The CP and the SPD, both mass-based parties which garnered together close to 65 per cent of support among the population, failed to form a united front against Hitler in the months that preceded his 35 per cent victory in the 1933 elections.
 
Guided by Stalin from Moscow, the communists prioritized their narrow sectarian interests in their struggle against the social democrats over the general and immediate interests of the revolution.
 
The communist party let its blind hatred of the social democrats and bitterness over the latter’s past betrayals to the revolution (which were costly betrayals to the revolution and dated back to 1914) lead them to characterize the wavering social democrats as social-fascists - thus equating between the latter and the actual fascists around Hitler – and, fatally, refused to lock arms temporarily with the social democrats to stop Hitler.
 
Tragically, as the left remained divided, the real fascists won the elections; quickly destroyed both the mass based communist party and the social democratic party; smashed all unions and democratic formation or institution; exterminated millions of Jews and other oppressed groups replacing the spectrum of revolution that haunted the ruling classes with the spectrum of fascism that destroyed democracy and any hope for revolution for generations afterward.
 
These historic lessons of what mistakes not to repeat when revolutions face imminent dangers of counter-revolutionary coups have a critical immediacy for all revolutionaries in Egypt in these decisive moments.
 
Tragically, some pro-revolution forces today mistakenly describe a conservative and vacillating political organisation such as the Muslim Brotherhood which had betrayed the goals of the revolution at more than one point in the past (and no doubt it could do that again in the future) as religious fascists and, in this way, these pro-revolution forces equated between a force that opportunistically compromised with the old regime and the actual regime which seeks to annihilate the entire revolution.
 
Consequently, these pro-revolution forces, who combine a wrong analysis of the Brotherhood with  a degree of blind hatred of the group, naively see the current standoff simply as a fight between two equal evils revolutionaries must stay out of.
 
At a time when the real forces of darkness are sharpening a final dagger to stab the revolution as a whole and not just the Brotherhood, some much needed revolutionaries refuse to lock arms with the thousands and thousands who have taken to the streets, including Islamists and secular revolutionaries, to stop real the treal spectrrum of full and complete counter-revolutionary victory.
 
There is one huge difference between the current case in Egypt and the Chilean and German experiences.
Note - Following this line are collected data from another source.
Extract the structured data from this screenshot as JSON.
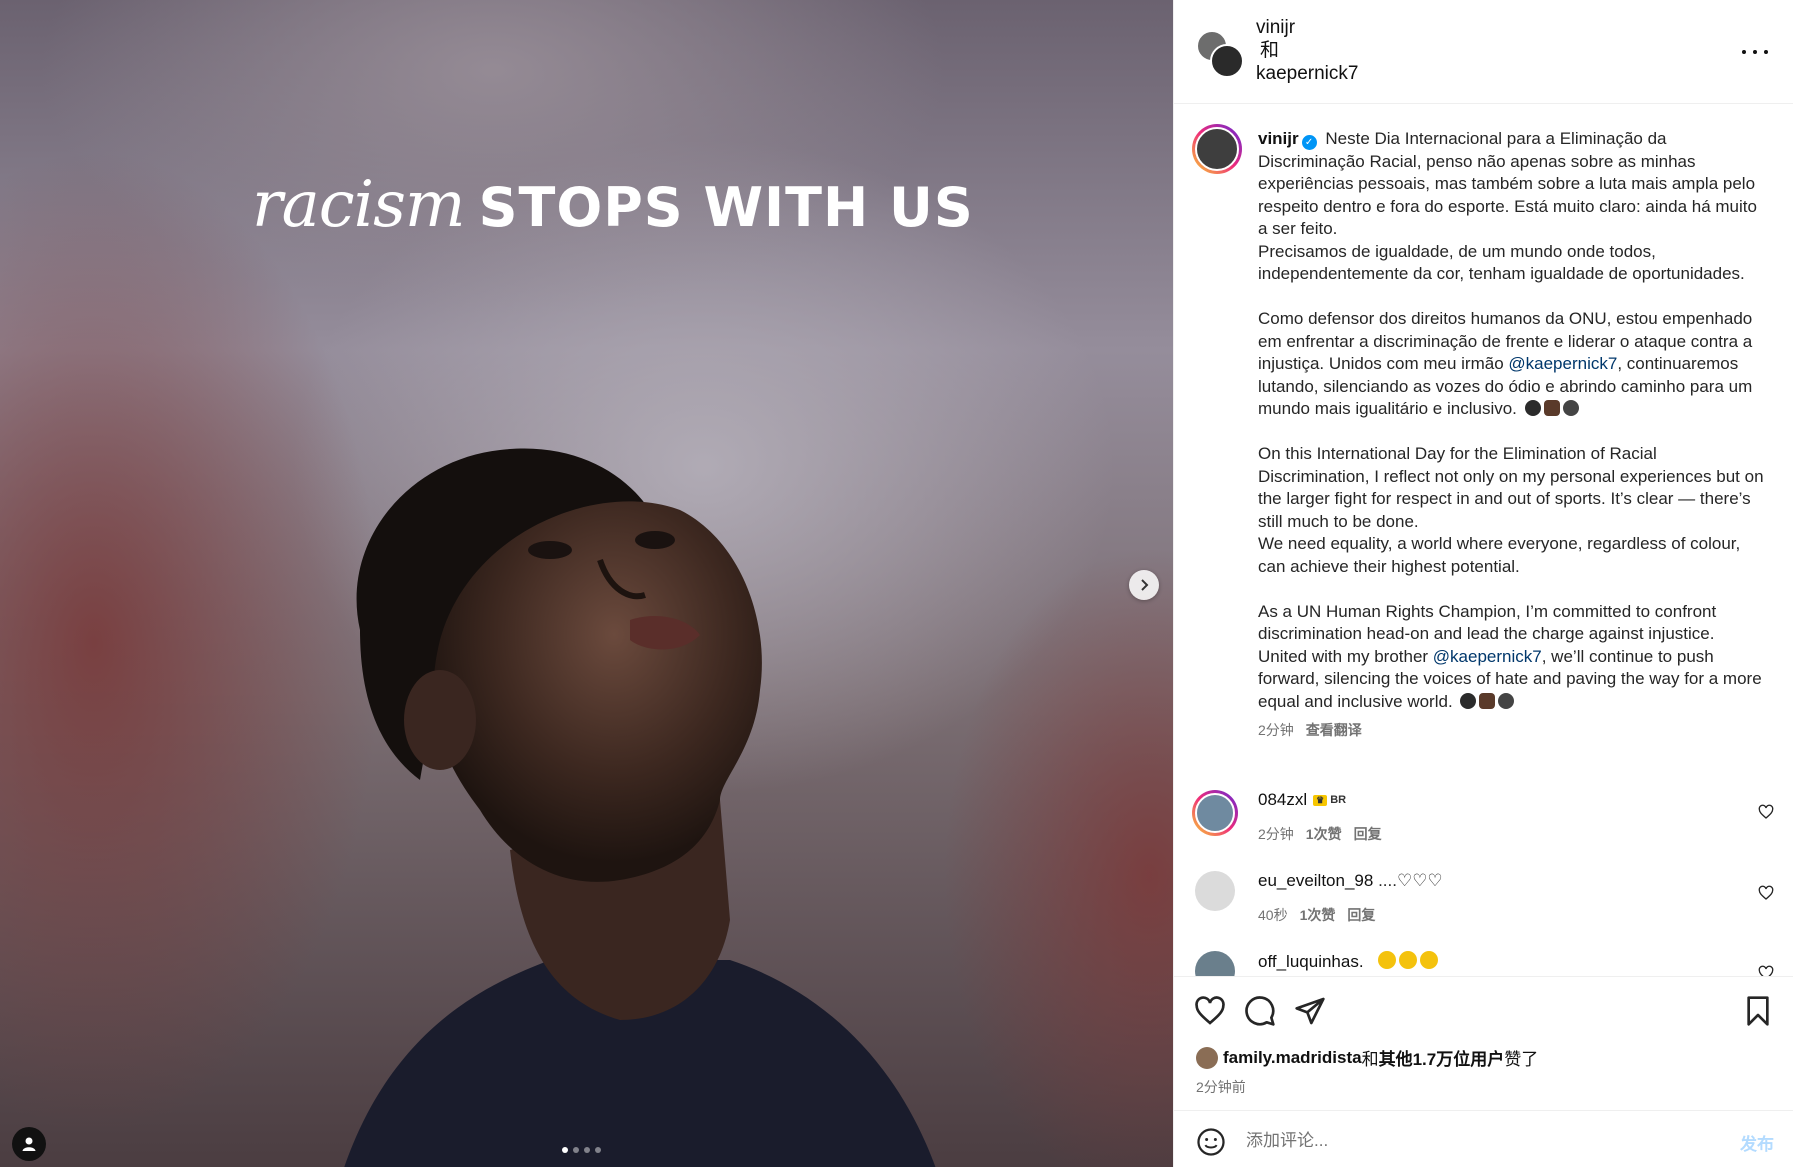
{
  "media": {
    "headline_italic": "racism",
    "headline_caps": "STOPS WITH US",
    "carousel_count": 4,
    "carousel_active": 1
  },
  "header": {
    "user1": "vinijr",
    "and": "和",
    "user2": "kaepernick7"
  },
  "caption": {
    "username": "vinijr",
    "pt_p1": "Neste Dia Internacional para a Eliminação da Discriminação Racial, penso não apenas sobre as minhas experiências pessoais, mas também sobre a luta mais ampla pelo respeito dentro e fora do esporte. Está muito claro: ainda há muito a ser feito.",
    "pt_p2": "Precisamos de igualdade, de um mundo onde todos, independentemente da cor, tenham igualdade de oportunidades.",
    "pt_p3_before": "Como defensor dos direitos humanos da ONU, estou empenhado em enfrentar a discriminação de frente e liderar o ataque contra a injustiça. Unidos com meu irmão ",
    "pt_p3_mention": "@kaepernick7",
    "pt_p3_after": ", continuaremos lutando, silenciando as vozes do ódio e abrindo caminho para um mundo mais igualitário e inclusivo.",
    "en_p1": "On this International Day for the Elimination of Racial Discrimination, I reflect not only on my personal experiences but on the larger fight for respect in and out of sports. It’s clear — there’s still much to be done.",
    "en_p2": "We need equality, a world where everyone, regardless of colour, can achieve their highest potential.",
    "en_p3_before": "As a UN Human Rights Champion, I’m committed to confront discrimination head-on and lead the charge against injustice. United with my brother ",
    "en_p3_mention": "@kaepernick7",
    "en_p3_after": ", we’ll continue to push forward, silencing the voices of hate and paving the way for a more equal and inclusive world.",
    "time": "2分钟",
    "translate": "查看翻译"
  },
  "comments": [
    {
      "username": "084zxl",
      "badge": "BR",
      "time": "2分钟",
      "likes": "1次赞",
      "reply": "回复"
    },
    {
      "username": "eu_eveilton_98",
      "text": "....♡♡♡",
      "time": "40秒",
      "likes": "1次赞",
      "reply": "回复"
    },
    {
      "username": "off_luquinhas.",
      "text": ""
    }
  ],
  "likes": {
    "user": "family.madridista",
    "and": "和",
    "others": "其他1.7万位用户",
    "suffix": "赞了",
    "time": "2分钟前"
  },
  "comment_box": {
    "placeholder": "添加评论...",
    "post": "发布"
  },
  "colors": {
    "link": "#00376b",
    "verified": "#0095f6",
    "post_disabled": "#b3dbff"
  }
}
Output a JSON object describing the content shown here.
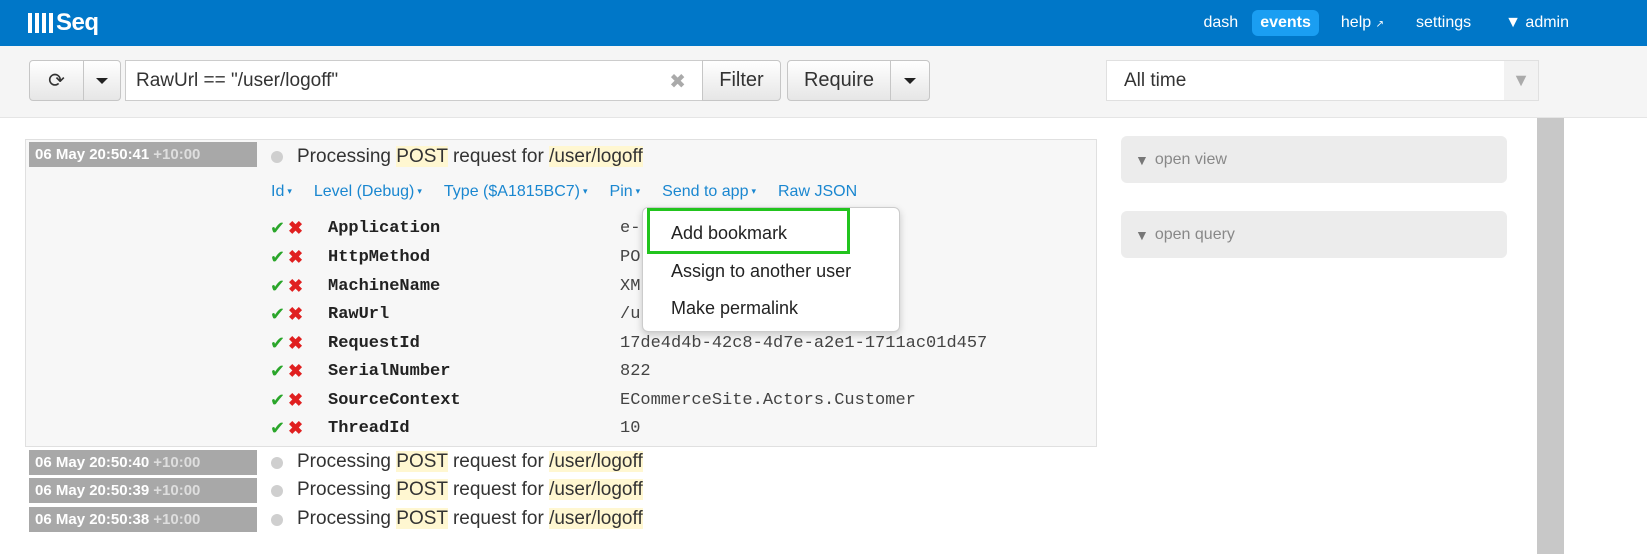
{
  "app": {
    "logo_text": "Seq"
  },
  "nav": {
    "dash": "dash",
    "events": "events",
    "help": "help",
    "help_icon": "↗",
    "settings": "settings",
    "admin": "▼ admin"
  },
  "toolbar": {
    "query": "RawUrl == \"/user/logoff\"",
    "clear_icon": "✖",
    "refresh_icon": "⟳",
    "filter_label": "Filter",
    "require_label": "Require",
    "time_range": "All time",
    "time_caret": "▼"
  },
  "expanded_event": {
    "date": "06 May 20:50:41",
    "tz": "+10:00",
    "msg_prefix": "Processing ",
    "msg_method": "POST",
    "msg_middle": " request for ",
    "msg_url": "/user/logoff",
    "actions": [
      {
        "label": "Id"
      },
      {
        "label": "Level (Debug)"
      },
      {
        "label": "Type ($A1815BC7)"
      },
      {
        "label": "Pin"
      },
      {
        "label": "Send to app"
      },
      {
        "label": "Raw JSON"
      }
    ],
    "properties": [
      {
        "name": "Application",
        "value": "e-"
      },
      {
        "name": "HttpMethod",
        "value": "PO"
      },
      {
        "name": "MachineName",
        "value": "XM"
      },
      {
        "name": "RawUrl",
        "value": "/u"
      },
      {
        "name": "RequestId",
        "value": "17de4d4b-42c8-4d7e-a2e1-1711ac01d457"
      },
      {
        "name": "SerialNumber",
        "value": "822"
      },
      {
        "name": "SourceContext",
        "value": "ECommerceSite.Actors.Customer"
      },
      {
        "name": "ThreadId",
        "value": "10"
      }
    ]
  },
  "dropdown": {
    "items": [
      "Add bookmark",
      "Assign to another user",
      "Make permalink"
    ]
  },
  "events": [
    {
      "date": "06 May 20:50:40",
      "tz": "+10:00",
      "msg_prefix": "Processing ",
      "msg_method": "POST",
      "msg_middle": " request for ",
      "msg_url": "/user/logoff"
    },
    {
      "date": "06 May 20:50:39",
      "tz": "+10:00",
      "msg_prefix": "Processing ",
      "msg_method": "POST",
      "msg_middle": " request for ",
      "msg_url": "/user/logoff"
    },
    {
      "date": "06 May 20:50:38",
      "tz": "+10:00",
      "msg_prefix": "Processing ",
      "msg_method": "POST",
      "msg_middle": " request for ",
      "msg_url": "/user/logoff"
    }
  ],
  "side_panels": {
    "open_view": "open view",
    "open_query": "open query",
    "triangle": "▼"
  },
  "icons": {
    "check": "✔",
    "cross": "✖",
    "small_caret": "▾"
  },
  "colors": {
    "topbar": "#0077c8",
    "active_nav": "#1a9ef2",
    "link": "#1a87d0",
    "highlight_box": "#22c41e"
  }
}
Those who died in mass graves in Santiago or German concentration camps have left us great lessons in bravery but, sadly, cannot come back to correct their mistakes in order to rewrite the bloody ending of their story. However, revolutionaries and the masses in Egypt still have a chance (and a very strong one as a reservoir of support for the revolution uncovered itself recently in the shape of majority vote against the old order in presidential elections) to stop this rapidly encroaching danger, win this life or death battle, and breathe one more day to prepare for greater struggles to come then write our own story for the record.
 
The writer Fahmy Howeidy, better than anyone, eloquently captured the historic necessity that those who genuinely believe in this revolution not make a fatal mistake at this increasingly graying moment in his column in El-Shrouk newspaper which is titled “For the revolution not the Brotherhood”:
 
“I recognise that there are some people who are obsessed with destroying the Brotherhood and settling accounts with them at any cost, and, for this reason, they could careless about  a retreat for the revolution or its defeat. I have nothing to say to these people because their battle is not concerned with the nation or its fate. I write only to those who still have some foresight which would allow them to love the nation more than they hate the Brotherhood.”